Lalu kutanyakan mengapa dan ada apa ini. Berceritalah Putu keadaan sebenarnya. Aku mengurut dada, belum selesai yang satu sudah datang yang beginian! Dan kami ada dan punya paguyuban, sedangkan peristiwa tidak enak ini terjadi pada anggota paguyuban kami. Kami harus mengurus dan memperdulikannya, harus ambil-perhatian sebaik-baiknya. Paguyuban kami yang bernama PARIS bukanlah pengertian kotanya tok, tapi kepanjangan dari Paguyuban Rekan-rekan Indonesia di Paris, maka jadilah PARIS nama paguyuban kami itu. Nah, baru saja berdiri sudah ada dua kasus yang sama tapi wataknya berbeda yang harus diurus.

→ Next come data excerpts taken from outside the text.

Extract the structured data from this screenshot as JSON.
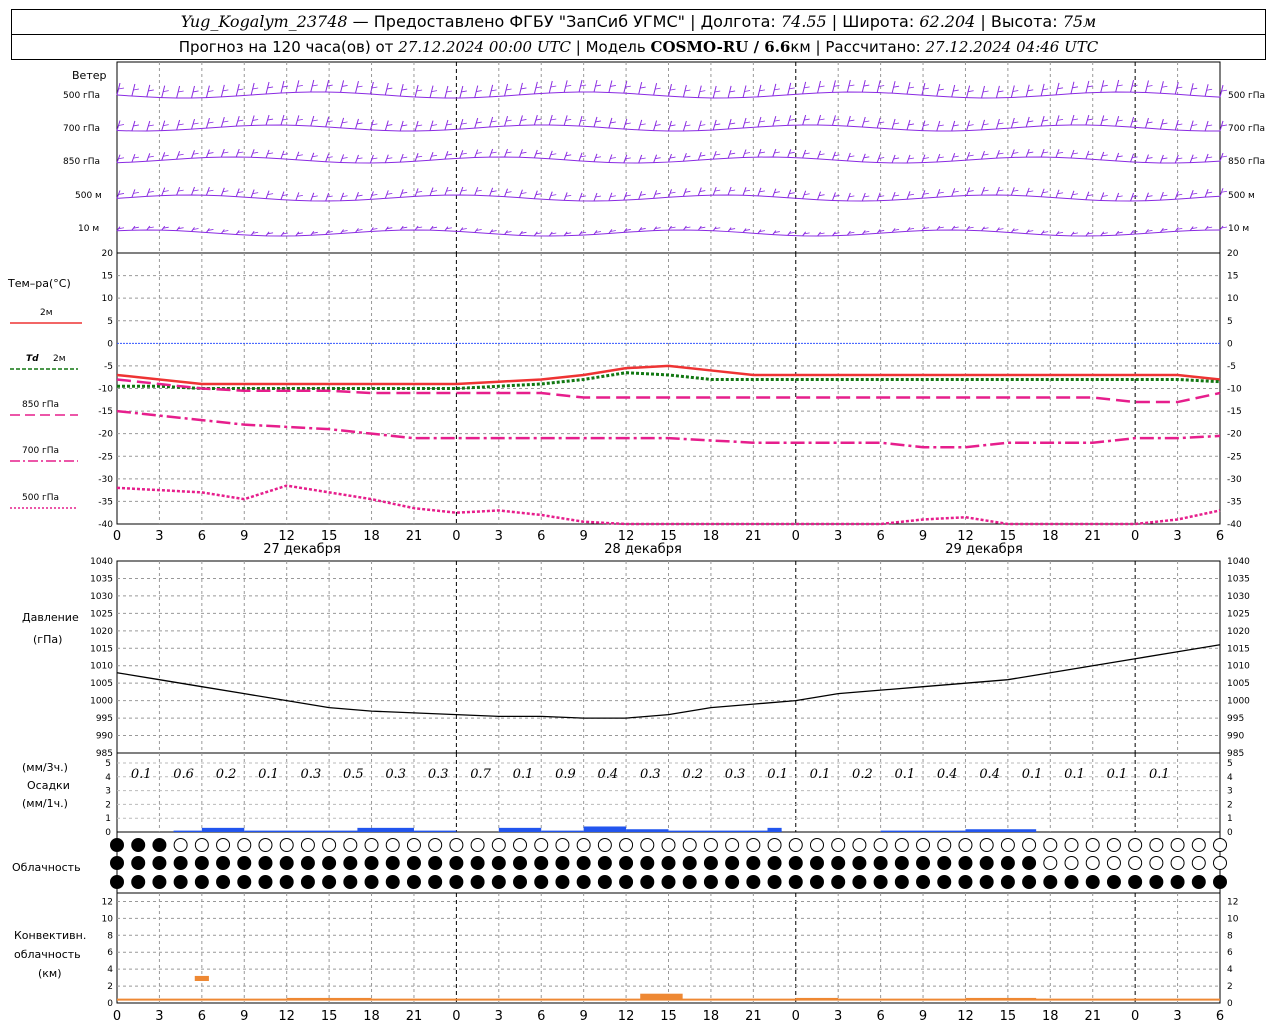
{
  "header": {
    "station": "Yug_Kogalym_23748",
    "provider": "— Предоставлено ФГБУ \"ЗапСиб УГМС\"",
    "lon_label": "Долгота:",
    "lon": "74.55",
    "lat_label": "Широта:",
    "lat": "62.204",
    "alt_label": "Высота:",
    "alt": "75м",
    "forecast_label": "Прогноз на 120 часа(ов) от",
    "forecast_from": "27.12.2024 00:00 UTC",
    "model_label": "Модель",
    "model": "COSMO-RU / 6.6",
    "model_unit": "км",
    "computed_label": "Рассчитано:",
    "computed": "27.12.2024 04:46 UTC"
  },
  "labels": {
    "wind": "Ветер",
    "wind_levels": [
      "500 гПа",
      "700 гПа",
      "850 гПа",
      "500 м",
      "10 м"
    ],
    "temp": "Тем–ра(°С)",
    "t2m": "2м",
    "td": "Td",
    "td2m": "2м",
    "t850": "850 гПа",
    "t700": "700 гПа",
    "t500": "500 гПа",
    "pressure": "Давление",
    "pressure_unit": "(гПа)",
    "precip1": "(мм/3ч.)",
    "precip2": "Осадки",
    "precip3": "(мм/1ч.)",
    "cloud": "Облачность",
    "conv1": "Конвективн.",
    "conv2": "облачность",
    "conv3": "(км)"
  },
  "x_ticks": [
    "0",
    "3",
    "6",
    "9",
    "12",
    "15",
    "18",
    "21",
    "0",
    "3",
    "6",
    "9",
    "12",
    "15",
    "18",
    "21",
    "0",
    "3",
    "6",
    "9",
    "12",
    "15",
    "18",
    "21",
    "0",
    "3",
    "6"
  ],
  "day_labels": [
    "27 декабря",
    "28 декабря",
    "29 декабря"
  ],
  "colors": {
    "wind": "#8a2be2",
    "t2m": "#ee3333",
    "td": "#117711",
    "t_upper": "#e61e8c",
    "pressure": "#000000",
    "precip": "#2255ee",
    "conv": "#ee8833",
    "zero_line": "#3355ff"
  },
  "chart_data": [
    {
      "type": "line",
      "title": "Тем–ра(°С)",
      "x_hours": [
        0,
        3,
        6,
        9,
        12,
        15,
        18,
        21,
        24,
        27,
        30,
        33,
        36,
        39,
        42,
        45,
        48,
        51,
        54,
        57,
        60,
        63,
        66,
        69,
        72,
        75,
        78
      ],
      "ylim": [
        -40,
        20
      ],
      "yticks": [
        20,
        15,
        10,
        5,
        0,
        -5,
        -10,
        -15,
        -20,
        -25,
        -30,
        -35,
        -40
      ],
      "series": [
        {
          "name": "2м",
          "values": [
            -7,
            -8,
            -9,
            -9,
            -9,
            -9,
            -9,
            -9,
            -9,
            -8.5,
            -8,
            -7,
            -5.5,
            -5,
            -6,
            -7,
            -7,
            -7,
            -7,
            -7,
            -7,
            -7,
            -7,
            -7,
            -7,
            -7,
            -8
          ]
        },
        {
          "name": "Td 2м",
          "values": [
            -9.5,
            -9.5,
            -10,
            -10,
            -10,
            -10,
            -10,
            -10,
            -10,
            -9.5,
            -9,
            -8,
            -6.5,
            -7,
            -8,
            -8,
            -8,
            -8,
            -8,
            -8,
            -8,
            -8,
            -8,
            -8,
            -8,
            -8,
            -8.5
          ]
        },
        {
          "name": "850 гПа",
          "values": [
            -8,
            -9,
            -10,
            -10.5,
            -10.5,
            -10.5,
            -11,
            -11,
            -11,
            -11,
            -11,
            -12,
            -12,
            -12,
            -12,
            -12,
            -12,
            -12,
            -12,
            -12,
            -12,
            -12,
            -12,
            -12,
            -13,
            -13,
            -11
          ]
        },
        {
          "name": "700 гПа",
          "values": [
            -15,
            -16,
            -17,
            -18,
            -18.5,
            -19,
            -20,
            -21,
            -21,
            -21,
            -21,
            -21,
            -21,
            -21,
            -21.5,
            -22,
            -22,
            -22,
            -22,
            -23,
            -23,
            -22,
            -22,
            -22,
            -21,
            -21,
            -20.5
          ]
        },
        {
          "name": "500 гПа",
          "values": [
            -32,
            -32.5,
            -33,
            -34.5,
            -31.5,
            -33,
            -34.5,
            -36.5,
            -37.5,
            -37,
            -38,
            -39.5,
            -41,
            -41,
            -41,
            -41,
            -41,
            -41,
            -41,
            -39,
            -38.5,
            -40,
            -41,
            -41,
            -40,
            -39,
            -37
          ]
        }
      ]
    },
    {
      "type": "line",
      "title": "Давление (гПа)",
      "x_hours": [
        0,
        3,
        6,
        9,
        12,
        15,
        18,
        21,
        24,
        27,
        30,
        33,
        36,
        39,
        42,
        45,
        48,
        51,
        54,
        57,
        60,
        63,
        66,
        69,
        72,
        75,
        78
      ],
      "ylim": [
        985,
        1040
      ],
      "yticks": [
        1040,
        1035,
        1030,
        1025,
        1020,
        1015,
        1010,
        1005,
        1000,
        995,
        990,
        985
      ],
      "series": [
        {
          "name": "Давление",
          "values": [
            1008,
            1006,
            1004,
            1002,
            1000,
            998,
            997,
            996.5,
            996,
            995.5,
            995.5,
            995,
            995,
            996,
            998,
            999,
            1000,
            1002,
            1003,
            1004,
            1005,
            1006,
            1008,
            1010,
            1012,
            1014,
            1016
          ]
        }
      ]
    },
    {
      "type": "bar",
      "title": "Осадки (мм/3ч.)",
      "value_labels": [
        "0.1",
        "0.6",
        "0.2",
        "0.1",
        "0.3",
        "0.5",
        "0.3",
        "0.3",
        "0.7",
        "0.1",
        "0.9",
        "0.4",
        "0.3",
        "0.2",
        "0.3",
        "0.1",
        "0.1",
        "0.2",
        "0.1",
        "0.4",
        "0.4",
        "0.1",
        "0.1",
        "0.1",
        "0.1"
      ],
      "ylim": [
        0,
        5
      ],
      "yticks": [
        5,
        4,
        3,
        2,
        1,
        0
      ],
      "hourly_bars": [
        {
          "from": 4,
          "to": 6,
          "value": 0.1
        },
        {
          "from": 6,
          "to": 9,
          "value": 0.3
        },
        {
          "from": 9,
          "to": 24,
          "value": 0.1
        },
        {
          "from": 17,
          "to": 21,
          "value": 0.3
        },
        {
          "from": 27,
          "to": 30,
          "value": 0.3
        },
        {
          "from": 30,
          "to": 33,
          "value": 0.1
        },
        {
          "from": 33,
          "to": 36,
          "value": 0.4
        },
        {
          "from": 36,
          "to": 39,
          "value": 0.2
        },
        {
          "from": 39,
          "to": 47,
          "value": 0.1
        },
        {
          "from": 46,
          "to": 47,
          "value": 0.3
        },
        {
          "from": 54,
          "to": 60,
          "value": 0.1
        },
        {
          "from": 60,
          "to": 65,
          "value": 0.2
        }
      ]
    },
    {
      "type": "bar",
      "title": "Конвективн. облачность (км)",
      "ylim": [
        0,
        13
      ],
      "yticks": [
        12,
        10,
        8,
        6,
        4,
        2,
        0
      ],
      "bars": [
        {
          "from": 5.5,
          "to": 6.5,
          "bottom": 2.6,
          "top": 3.2
        },
        {
          "from": 37,
          "to": 40,
          "bottom": 0.3,
          "top": 1.1
        },
        {
          "from": 12,
          "to": 18,
          "bottom": 0.3,
          "top": 0.6
        },
        {
          "from": 48,
          "to": 51,
          "bottom": 0.3,
          "top": 0.6
        },
        {
          "from": 60,
          "to": 65,
          "bottom": 0.3,
          "top": 0.6
        }
      ]
    }
  ]
}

Setelah beberapa hari, sudah dua tiga minggu sesudah itu, kutanyakan kepada beberapa teman yang bekerjasama di resto dengan Putu. Banyak komentar, banyak pendapat, ada yang sama, ada yang dengan pendirian pribadi menanggapinya. Katanya kehidupan Putu dan Daniele, dengan dua anaknya itu tadinya biasa-biasa saja, tapi lama kelamaan, masing-masing watak aslinya pada keluar. Yang Bali ini tetap saja membawa ke-Bali-annya, sehingga di rumah mereka yang berada di kota Paris ini, Putu selalu saja berbahasa Bali dengan isterinya! Jadi Putu sangat terbelakang dalam Bahasa Perancis, sedangkan Daniele maju pesat dalam bahasa Bali. Lalu apa gunanya terus menerus berbahasa Bali sedangkan bahasa Perancisnya keteteran dalam meladeni tamu di resto. Soal ini sudah pernah kami ajukan kepada Putu jauh sebelum peristiwa ini, agar Putu memperdalam bahasa Perancisnya, demi buat kemajuan pekerjaannya.

Lalu, ketika datangnya musim-panas buat liburan bersama, Daniele dengan anak-anaknya mengajak Putu, suaminya, buat liburan bersama. Tetapi Putu menolak, katanya dia lebih senang di Paris saja, bekerja terus sambil mencari penghasilan tambahan. Dan ini katanya sudah dua kali kejadian, dua kali liburan tanpa suami, karena menolak pergi bersama. Dan lagi benarlah begitu setelah kutanyakan sendiri kepada Putu, bahwa Putu tidak pernah mengatakan kata-kata cinta dan sayang kepada isterinya, tidak pernah mencium isterinya kalau masing-masing baru ketemu setelah sehari suntuk berpisah karena bekerja. Jadi Putu memperlakukan isterinya sebagaimana orang-orang di Bali sana mungkin. Apa sih kata-kata cinta dan kekasih, apa sih arti ciuman formil, begitu pikir Putu. Putu sudah 6 tahun beristerikan orang Perancis, tapi dia samasekali tidak mengerti bagaimana cara memperlakukan isteri yang orang Perancis. Kata-kata sayang, cinta, kekasih dan ciuman sehari-hari adalah sangat penting, sangat harus diperhatikan. Karena kebiasaan itu, perilaku demikian, sudah jadi air mandi kehidupan orang Perancis. Dan kalau Putu tidak melakukannya, maka artinya Putu tidak pernah mandi-mandi!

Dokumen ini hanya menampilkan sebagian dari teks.